A client recently asked us to settle a debate inside their team: should they build their domain-specific classifier on top of Claude or a GPT-class model. We told them the truthful answer — it depends, and the only way to know is to test on your data — and then sat with them to build the eval harness that would actually settle the question.
This note documents the rubric we used. It’s not novel. It’s just the rubric we keep ending up with after enough engagements.
The Trap
Most teams either:
- Trust the published benchmarks, pick the model with the highest MMLU score, and ship.
- Run a hand-wavy “vibes” comparison on five examples each and pick the one that “feels better.”

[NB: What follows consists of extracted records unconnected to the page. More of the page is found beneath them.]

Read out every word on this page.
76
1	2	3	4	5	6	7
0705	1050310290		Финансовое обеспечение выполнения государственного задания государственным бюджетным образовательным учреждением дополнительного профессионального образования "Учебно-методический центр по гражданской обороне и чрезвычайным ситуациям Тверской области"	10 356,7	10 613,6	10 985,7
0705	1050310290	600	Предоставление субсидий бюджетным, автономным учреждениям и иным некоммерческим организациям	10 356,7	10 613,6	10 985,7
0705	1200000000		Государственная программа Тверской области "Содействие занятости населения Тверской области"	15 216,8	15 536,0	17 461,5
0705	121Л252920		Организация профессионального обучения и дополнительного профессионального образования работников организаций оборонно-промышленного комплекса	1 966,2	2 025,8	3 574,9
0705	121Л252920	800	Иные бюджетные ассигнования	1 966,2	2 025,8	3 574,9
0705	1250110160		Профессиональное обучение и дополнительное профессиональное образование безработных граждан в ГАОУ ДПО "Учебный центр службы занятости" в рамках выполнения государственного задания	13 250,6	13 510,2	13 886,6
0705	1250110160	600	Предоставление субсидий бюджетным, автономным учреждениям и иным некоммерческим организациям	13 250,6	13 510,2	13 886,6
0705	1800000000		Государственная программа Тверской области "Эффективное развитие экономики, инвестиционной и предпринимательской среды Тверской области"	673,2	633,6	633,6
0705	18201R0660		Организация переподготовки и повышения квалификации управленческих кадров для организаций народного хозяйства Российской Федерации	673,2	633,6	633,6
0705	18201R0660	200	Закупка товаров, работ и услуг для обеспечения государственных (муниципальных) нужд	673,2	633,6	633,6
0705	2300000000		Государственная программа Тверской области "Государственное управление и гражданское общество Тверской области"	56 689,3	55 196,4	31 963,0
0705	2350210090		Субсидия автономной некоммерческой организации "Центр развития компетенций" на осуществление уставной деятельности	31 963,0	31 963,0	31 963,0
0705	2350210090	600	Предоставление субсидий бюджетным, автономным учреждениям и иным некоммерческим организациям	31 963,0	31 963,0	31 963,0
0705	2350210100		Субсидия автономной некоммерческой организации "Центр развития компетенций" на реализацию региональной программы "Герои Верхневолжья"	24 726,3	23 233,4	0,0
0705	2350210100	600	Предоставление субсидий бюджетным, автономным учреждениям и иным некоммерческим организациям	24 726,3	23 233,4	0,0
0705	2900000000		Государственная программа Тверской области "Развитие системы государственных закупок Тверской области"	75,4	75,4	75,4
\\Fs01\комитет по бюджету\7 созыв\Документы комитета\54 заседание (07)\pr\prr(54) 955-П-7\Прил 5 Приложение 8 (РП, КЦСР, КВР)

Both are wrong. Benchmarks measure capabilities on tasks that may have nothing to do with your domain. Vibes comparisons have no statistical power.
The Rubric
We score on three axes, weighted by what the production system actually cares about:
- Precision and recall on a labelled hold-out set of 500+ examples drawn from real production traffic
- Latency — p50 and p95 — under the actual concurrency the system will see
- Hallucination rate on a curated adversarial set of out-of-distribution inputs
For this engagement the weights were 50/30/20. Different engagements get different weights. A real-time customer-facing system might weight latency at 50%. A batch internal tool might weight it at 5%.
The Harness
The harness itself is straightforward. Pseudo-code:
for model in candidates:
for example in eval_set:
result = model.classify(example.input)
record(
model=model.name,
example_id=example.id,
predicted=result.label,
actual=example.label,
latency_ms=result.latency_ms,
)
score = weighted_score(
precision=precision(results),
recall=recall(results),
p95_latency=p95(results.latency_ms),
hallucination_rate=oods_check(results),
weights=(0.5, 0.3, 0.2),
)
What we want from a harness is repeatability — run it again next month after model versions update, and get a comparable answer — and auditability — every prediction logged, every score reproducible.
The Result
For this specific client, on this specific task, Claude won by a small margin. But the margin was small enough that we explicitly recommended they re-run the harness every quarter. Model behaviour drifts. Your production traffic drifts. The right answer last quarter is not necessarily the right answer this quarter.
The harness is the deliverable. The choice of model is just the first output it produces.